About the job
Discover Okta
At Okta, we are revolutionizing identity management. We empower users to securely access any technology from any device, ensuring seamless interaction with apps and tools. Our innovative Okta Platform and Auth0 Platform prioritize security, authentication, and automation, placing identity at the forefront of business growth and security.
We embrace diversity in our workforce, welcoming individuals who are lifelong learners and can enhance our culture with their unique perspectives. Join us in our mission to create a world where identity is in your hands.
About Our Team
Our Technical Operations (TechOps) team embodies the motto "Always On." We are committed to constructing and maintaining the most reliable, high-performance systems available, empowering organizations to achieve their most critical objectives through secure technology connections.
Your Role
We are seeking a dedicated Senior Site Reliability Engineer (SRE) who excels in managing large-scale cloud production environments. The ideal candidate is a proactive problem-solver who adheres to the principle: "If you have to do it twice, automate it." Based in the Washington, D.C. area with occasional on-site customer travel, you will play a critical role in ensuring our infrastructure is consistently reliable and meets the highest performance standards, supporting vital national security missions.

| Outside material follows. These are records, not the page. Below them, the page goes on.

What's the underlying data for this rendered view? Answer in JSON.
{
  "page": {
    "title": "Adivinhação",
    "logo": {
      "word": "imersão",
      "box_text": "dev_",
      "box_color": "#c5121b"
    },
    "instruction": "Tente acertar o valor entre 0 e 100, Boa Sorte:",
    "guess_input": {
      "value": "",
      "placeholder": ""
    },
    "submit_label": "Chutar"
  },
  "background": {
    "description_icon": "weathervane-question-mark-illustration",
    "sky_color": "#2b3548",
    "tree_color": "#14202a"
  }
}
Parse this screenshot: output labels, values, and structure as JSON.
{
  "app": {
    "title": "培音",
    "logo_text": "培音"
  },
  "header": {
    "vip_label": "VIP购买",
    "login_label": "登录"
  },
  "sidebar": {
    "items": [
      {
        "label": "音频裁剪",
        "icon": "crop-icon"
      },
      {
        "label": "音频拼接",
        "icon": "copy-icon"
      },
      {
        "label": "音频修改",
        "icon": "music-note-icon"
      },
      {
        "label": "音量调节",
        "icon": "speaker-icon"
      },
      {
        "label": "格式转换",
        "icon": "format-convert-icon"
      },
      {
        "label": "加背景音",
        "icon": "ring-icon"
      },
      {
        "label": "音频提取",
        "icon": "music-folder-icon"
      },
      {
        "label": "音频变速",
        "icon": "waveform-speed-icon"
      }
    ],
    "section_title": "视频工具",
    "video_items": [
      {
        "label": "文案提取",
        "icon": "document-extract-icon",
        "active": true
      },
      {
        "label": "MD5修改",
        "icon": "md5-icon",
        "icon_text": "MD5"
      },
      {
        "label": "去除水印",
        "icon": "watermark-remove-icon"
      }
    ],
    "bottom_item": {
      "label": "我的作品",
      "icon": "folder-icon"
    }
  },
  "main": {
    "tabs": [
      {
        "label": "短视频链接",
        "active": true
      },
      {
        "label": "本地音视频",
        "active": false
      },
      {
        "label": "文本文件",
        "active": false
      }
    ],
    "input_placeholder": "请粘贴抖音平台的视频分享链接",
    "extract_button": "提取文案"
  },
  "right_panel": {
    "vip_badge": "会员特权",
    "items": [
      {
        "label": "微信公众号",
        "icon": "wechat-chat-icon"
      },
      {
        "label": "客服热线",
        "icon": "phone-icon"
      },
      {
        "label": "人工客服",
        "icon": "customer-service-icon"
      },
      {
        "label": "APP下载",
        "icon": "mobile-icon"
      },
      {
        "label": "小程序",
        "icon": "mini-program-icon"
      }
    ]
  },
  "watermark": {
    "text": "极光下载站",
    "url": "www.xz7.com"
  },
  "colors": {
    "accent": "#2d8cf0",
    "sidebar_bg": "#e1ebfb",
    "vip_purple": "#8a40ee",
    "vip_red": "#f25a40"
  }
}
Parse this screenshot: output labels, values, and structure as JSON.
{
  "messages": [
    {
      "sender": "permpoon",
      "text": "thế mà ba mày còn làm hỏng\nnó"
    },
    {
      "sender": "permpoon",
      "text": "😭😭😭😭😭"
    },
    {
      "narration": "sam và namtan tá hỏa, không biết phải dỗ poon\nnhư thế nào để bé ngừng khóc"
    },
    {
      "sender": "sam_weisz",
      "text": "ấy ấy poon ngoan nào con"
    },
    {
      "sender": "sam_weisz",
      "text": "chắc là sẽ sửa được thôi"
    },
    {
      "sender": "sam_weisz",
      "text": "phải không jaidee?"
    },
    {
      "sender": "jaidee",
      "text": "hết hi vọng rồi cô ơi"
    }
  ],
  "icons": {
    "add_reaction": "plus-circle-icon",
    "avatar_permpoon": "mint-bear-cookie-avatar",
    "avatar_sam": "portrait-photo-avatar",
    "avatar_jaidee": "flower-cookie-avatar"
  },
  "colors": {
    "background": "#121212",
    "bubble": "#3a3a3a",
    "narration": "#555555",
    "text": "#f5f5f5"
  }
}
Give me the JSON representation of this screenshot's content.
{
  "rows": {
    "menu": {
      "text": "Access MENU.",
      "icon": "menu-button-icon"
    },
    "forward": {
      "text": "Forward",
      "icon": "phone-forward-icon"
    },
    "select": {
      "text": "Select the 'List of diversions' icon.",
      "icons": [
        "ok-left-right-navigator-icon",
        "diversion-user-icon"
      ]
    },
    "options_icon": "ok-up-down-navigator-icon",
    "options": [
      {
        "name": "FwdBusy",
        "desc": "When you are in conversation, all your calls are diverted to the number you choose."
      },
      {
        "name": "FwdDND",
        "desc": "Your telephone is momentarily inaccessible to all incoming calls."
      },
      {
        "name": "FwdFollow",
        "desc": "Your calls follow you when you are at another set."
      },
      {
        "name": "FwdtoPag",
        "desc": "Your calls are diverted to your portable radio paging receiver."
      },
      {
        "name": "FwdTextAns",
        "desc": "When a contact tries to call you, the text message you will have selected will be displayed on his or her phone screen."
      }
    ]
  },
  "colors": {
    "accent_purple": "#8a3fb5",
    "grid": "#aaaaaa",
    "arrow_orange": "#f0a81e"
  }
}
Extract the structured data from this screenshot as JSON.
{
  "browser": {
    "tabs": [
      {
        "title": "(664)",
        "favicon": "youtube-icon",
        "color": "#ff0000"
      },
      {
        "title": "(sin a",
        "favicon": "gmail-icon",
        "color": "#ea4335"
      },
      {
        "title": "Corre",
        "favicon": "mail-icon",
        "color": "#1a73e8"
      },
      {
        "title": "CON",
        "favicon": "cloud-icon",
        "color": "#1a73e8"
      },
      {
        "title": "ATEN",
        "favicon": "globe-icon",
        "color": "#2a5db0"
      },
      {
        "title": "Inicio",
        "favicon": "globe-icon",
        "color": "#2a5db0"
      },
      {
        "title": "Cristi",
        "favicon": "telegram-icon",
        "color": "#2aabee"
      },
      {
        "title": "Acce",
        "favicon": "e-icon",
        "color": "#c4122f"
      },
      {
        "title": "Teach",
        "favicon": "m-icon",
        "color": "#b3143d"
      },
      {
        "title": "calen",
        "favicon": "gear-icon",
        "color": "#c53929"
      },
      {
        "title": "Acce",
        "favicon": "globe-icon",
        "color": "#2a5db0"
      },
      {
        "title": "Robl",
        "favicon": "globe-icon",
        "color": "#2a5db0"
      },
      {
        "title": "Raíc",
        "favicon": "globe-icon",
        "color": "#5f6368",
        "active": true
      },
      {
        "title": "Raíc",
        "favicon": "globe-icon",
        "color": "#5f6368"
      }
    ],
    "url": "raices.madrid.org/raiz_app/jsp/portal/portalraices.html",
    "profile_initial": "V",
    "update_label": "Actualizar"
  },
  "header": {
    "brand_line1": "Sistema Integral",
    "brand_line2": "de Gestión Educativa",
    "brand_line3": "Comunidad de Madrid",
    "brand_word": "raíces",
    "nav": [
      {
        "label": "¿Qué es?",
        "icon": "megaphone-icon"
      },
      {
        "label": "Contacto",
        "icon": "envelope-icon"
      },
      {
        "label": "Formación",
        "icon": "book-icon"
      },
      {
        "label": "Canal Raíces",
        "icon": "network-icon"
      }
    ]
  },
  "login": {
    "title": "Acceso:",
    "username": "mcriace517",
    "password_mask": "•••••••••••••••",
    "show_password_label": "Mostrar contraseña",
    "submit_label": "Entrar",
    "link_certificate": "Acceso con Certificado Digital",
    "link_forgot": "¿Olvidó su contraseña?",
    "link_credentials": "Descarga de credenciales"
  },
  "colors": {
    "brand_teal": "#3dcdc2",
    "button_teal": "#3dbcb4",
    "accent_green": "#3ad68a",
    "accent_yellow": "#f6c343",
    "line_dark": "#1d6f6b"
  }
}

Security Requirement: Candidates must be able to obtain and maintain a U.S. security clearance (Secret or Top Secret) as mandated by U.S. Government contracts.
The selected candidate may be subject to drug testing as required by U.S. Government contracts.
Key Responsibilities
- Infrastructure Excellence: Architect, deploy, and oversee Okta’s production infrastructure to guarantee optimal performance and reliability.
- Incident Management: Act as a primary responder to production incidents, conducting thorough troubleshooting and implementing long-term preventive measures.
- Automation Focus: Minimize manual processes by developing automation scripts, enhancing monitoring tools, and documenting technical procedures.